Finalement, cette méta-analyse ne fait que confirmer ce qui est déjà connu, à savoir que, chez une patiente en MAP, les AINS sont les plus efficaces pour prévenir une naissance dans les 48 heures. La supériorité des AINS dans cette indication a effectivement déjà été démontrée dans une méta-analyse publiée en 2009 (2). Cette nouvelle méta-analyse permet par contre, du fait de sa nature en réseau, une comparaison de tous les tocolytiques entre eux, ce qui n’avait jamais été fait ; les revues de la Cochrane Database et la méta-analyse de 2009 s’étant limitées à des comparaisons de molécules deux à deux ou avec un placebo (2, 4-8). S’ils ont été largement étudiés dans cette indication, l’utilisation des AINS reste très limitée dans le monde et ne sont pas utilisés en France du fait du risque de fermeture prématurée du canal artériel et de ses conséquences ultérieures. Dans la revue de la Cochrane évaluant l’effet des AINS dans cette indication, les auteurs concluaient que ce risque était limité et sans conséquence sur le devenir néonatal (6). Il est malheureusement impossible d’extraire et d’analyser spécifiquement cette donnée dans cette étude. Il reste que les AINS sont utilisés en routine pour la fermeture d’un canal artériel persistant chez le nouveau né (9, 10). Ensuite, si cette méta-analyse conclue à la supériorité des AINS et des inhibiteurs calciques en cas de MAP, la seule réelle conclusion est que l’utilisation d’une tocolyse par AINS, inhibiteurs calciques, ß mimétiques, antagoniste de l’ocytocine et sulfate de magnesium est efficace pour retarder la survenue d’une naissance dans les 48 heures, sans pour autant permettre de diminuer la mortalité néonatale et le risque de syndrome de détresse respiratoire néonatale. C’est ici la seule conclusion raisonnable à retenir. Ne nous méprenons pas, un classement comme celui réalisé ne fait que donner une échelle de valeur sur quelques critères bien précis. Il ne permet pas de remettre en question l’utilisation de produits dont l’efficacité est prouvée et confirmée par cette méta-analyse.

Pour en savoir plus :

  1. Roberts D, Dalziel S. Antenatal corticosteroids for accelerating fetal lung maturation for women at risk of preterm birth. Cochrane database of systematic reviews (Online). 2006(3):CD004454.

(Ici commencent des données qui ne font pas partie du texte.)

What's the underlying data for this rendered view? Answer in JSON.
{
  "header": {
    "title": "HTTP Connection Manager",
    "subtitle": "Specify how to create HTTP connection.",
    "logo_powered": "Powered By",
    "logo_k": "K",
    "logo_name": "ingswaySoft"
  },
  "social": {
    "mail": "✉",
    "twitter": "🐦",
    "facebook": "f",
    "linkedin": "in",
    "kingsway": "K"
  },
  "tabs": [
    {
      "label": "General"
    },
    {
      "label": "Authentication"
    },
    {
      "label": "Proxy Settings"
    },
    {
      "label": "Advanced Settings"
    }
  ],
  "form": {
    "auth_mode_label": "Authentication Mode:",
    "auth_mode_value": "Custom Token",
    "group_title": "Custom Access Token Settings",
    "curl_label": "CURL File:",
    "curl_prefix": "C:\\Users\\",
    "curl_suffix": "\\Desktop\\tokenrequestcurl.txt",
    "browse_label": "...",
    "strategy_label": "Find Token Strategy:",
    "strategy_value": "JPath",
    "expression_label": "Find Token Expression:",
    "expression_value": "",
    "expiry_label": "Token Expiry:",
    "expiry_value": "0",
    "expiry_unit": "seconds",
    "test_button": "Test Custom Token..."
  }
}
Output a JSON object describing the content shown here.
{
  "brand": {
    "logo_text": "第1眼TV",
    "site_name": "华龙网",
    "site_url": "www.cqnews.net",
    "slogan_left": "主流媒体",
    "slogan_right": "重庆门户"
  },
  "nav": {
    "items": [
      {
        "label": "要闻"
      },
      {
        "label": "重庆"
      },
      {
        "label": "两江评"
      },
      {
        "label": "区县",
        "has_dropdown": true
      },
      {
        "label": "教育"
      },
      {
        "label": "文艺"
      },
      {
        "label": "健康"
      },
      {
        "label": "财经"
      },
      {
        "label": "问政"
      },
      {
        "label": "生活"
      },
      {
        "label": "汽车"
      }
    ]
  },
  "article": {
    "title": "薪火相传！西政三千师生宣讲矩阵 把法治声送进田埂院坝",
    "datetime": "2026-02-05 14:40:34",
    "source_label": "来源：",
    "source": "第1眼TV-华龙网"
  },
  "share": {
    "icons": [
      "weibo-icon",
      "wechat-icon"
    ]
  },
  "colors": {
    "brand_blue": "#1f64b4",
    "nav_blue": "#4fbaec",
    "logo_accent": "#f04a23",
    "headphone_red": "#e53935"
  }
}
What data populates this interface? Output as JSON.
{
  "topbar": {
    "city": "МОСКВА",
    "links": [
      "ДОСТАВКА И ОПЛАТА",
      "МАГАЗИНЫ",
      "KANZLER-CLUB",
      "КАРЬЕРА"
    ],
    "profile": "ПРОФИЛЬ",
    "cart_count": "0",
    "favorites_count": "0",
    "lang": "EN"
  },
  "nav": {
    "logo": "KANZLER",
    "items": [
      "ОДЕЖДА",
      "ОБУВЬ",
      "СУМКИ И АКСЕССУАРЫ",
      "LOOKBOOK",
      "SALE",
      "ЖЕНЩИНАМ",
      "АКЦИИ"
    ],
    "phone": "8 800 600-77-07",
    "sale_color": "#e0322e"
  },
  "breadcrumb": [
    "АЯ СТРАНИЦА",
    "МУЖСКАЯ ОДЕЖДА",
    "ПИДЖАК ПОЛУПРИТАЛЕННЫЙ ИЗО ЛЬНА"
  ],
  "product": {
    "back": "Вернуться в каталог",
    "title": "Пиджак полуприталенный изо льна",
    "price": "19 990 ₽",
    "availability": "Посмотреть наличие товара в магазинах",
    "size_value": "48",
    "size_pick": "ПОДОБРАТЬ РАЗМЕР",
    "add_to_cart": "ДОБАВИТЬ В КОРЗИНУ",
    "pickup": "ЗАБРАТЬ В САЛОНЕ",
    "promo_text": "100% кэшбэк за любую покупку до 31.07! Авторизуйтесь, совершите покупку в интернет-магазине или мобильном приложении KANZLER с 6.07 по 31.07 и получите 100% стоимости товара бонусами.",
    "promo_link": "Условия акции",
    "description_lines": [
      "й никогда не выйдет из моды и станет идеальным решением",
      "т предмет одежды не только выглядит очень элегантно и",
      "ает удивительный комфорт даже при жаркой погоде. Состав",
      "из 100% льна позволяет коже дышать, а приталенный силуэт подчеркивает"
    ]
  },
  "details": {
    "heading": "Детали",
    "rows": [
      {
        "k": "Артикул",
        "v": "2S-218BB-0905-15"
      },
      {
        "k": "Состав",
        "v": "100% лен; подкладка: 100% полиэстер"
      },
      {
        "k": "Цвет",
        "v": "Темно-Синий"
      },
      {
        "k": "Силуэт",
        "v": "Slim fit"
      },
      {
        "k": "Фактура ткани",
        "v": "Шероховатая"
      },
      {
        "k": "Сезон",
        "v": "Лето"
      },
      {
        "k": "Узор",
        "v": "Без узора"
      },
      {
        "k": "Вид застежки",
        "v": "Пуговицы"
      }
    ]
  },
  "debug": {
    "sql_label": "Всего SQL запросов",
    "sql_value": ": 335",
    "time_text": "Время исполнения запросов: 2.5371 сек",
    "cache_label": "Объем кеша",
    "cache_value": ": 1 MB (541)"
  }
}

  2. Haas DM, Imperiale TF, Kirkpatrick PR, Klein RW, Zollinger TW, Golichowski AM. Tocolytic therapy: a meta-analysis and decision analysis. Obstet Gynecol 2009 Mar;113(3):585-94.
  3. Haas DM, Caldwell DM, Kirkpatrick P, McIntosh JJ, Welton NJ. Tocolytic therapy for preterm delivery: systematic review and network meta-analysis. BMJ (Clinical research ed. 2012;345:e6226.
  4. Crowther CA, Hiller JE, Doyle LW. Magnesium sulphate for preventing preterm birth in threatened preterm labour. Cochrane database of systematic reviews (Online). 2002(4):CD001060.
  5. Anotayanonth S, Subhedar NV, Garner P, Neilson JP, Harigopal S. Betamimetics for inhibiting preterm labour. Cochrane database of systematic reviews (Online). 2004(4):CD004352.
  6. King J, Flenady V, Cole S, Thornton S. Cyclo-oxygenase (COX) inhibitors for treating preterm labour. Cochrane database of systematic reviews (Online). 2005(2):CD001992.
  7. King JF, Flenady VJ, Papatsonis DN, Dekker GA, Carbonne B. Calcium channel blockers for inhibiting preterm labour. Cochrane database of systematic reviews (Online). 2003(1):CD002255.
  8. Papatsonis D, Flenady V, Cole S, Liley H. Oxytocin receptor antagonists for inhibiting preterm labour. Cochrane database of systematic reviews (Online). 2005(3):CD004452.
  9. Sekar KC, Corff KE. Treatment of patent ductus arteriosus: indomethacin or ibuprofen? J Perinatol 2008;28 Suppl 1:S60-2.
  10. Peckham GJ, Miettinen OS, Ellison RC, Kraybill EN, Gersony WM, Zierler S, et al. Clinical course to 1 year of age in premature infants with patent ductus arteriosus: results of a multicenter randomized trial of indomethacin. J Pediatr 1984;105(2):285-91.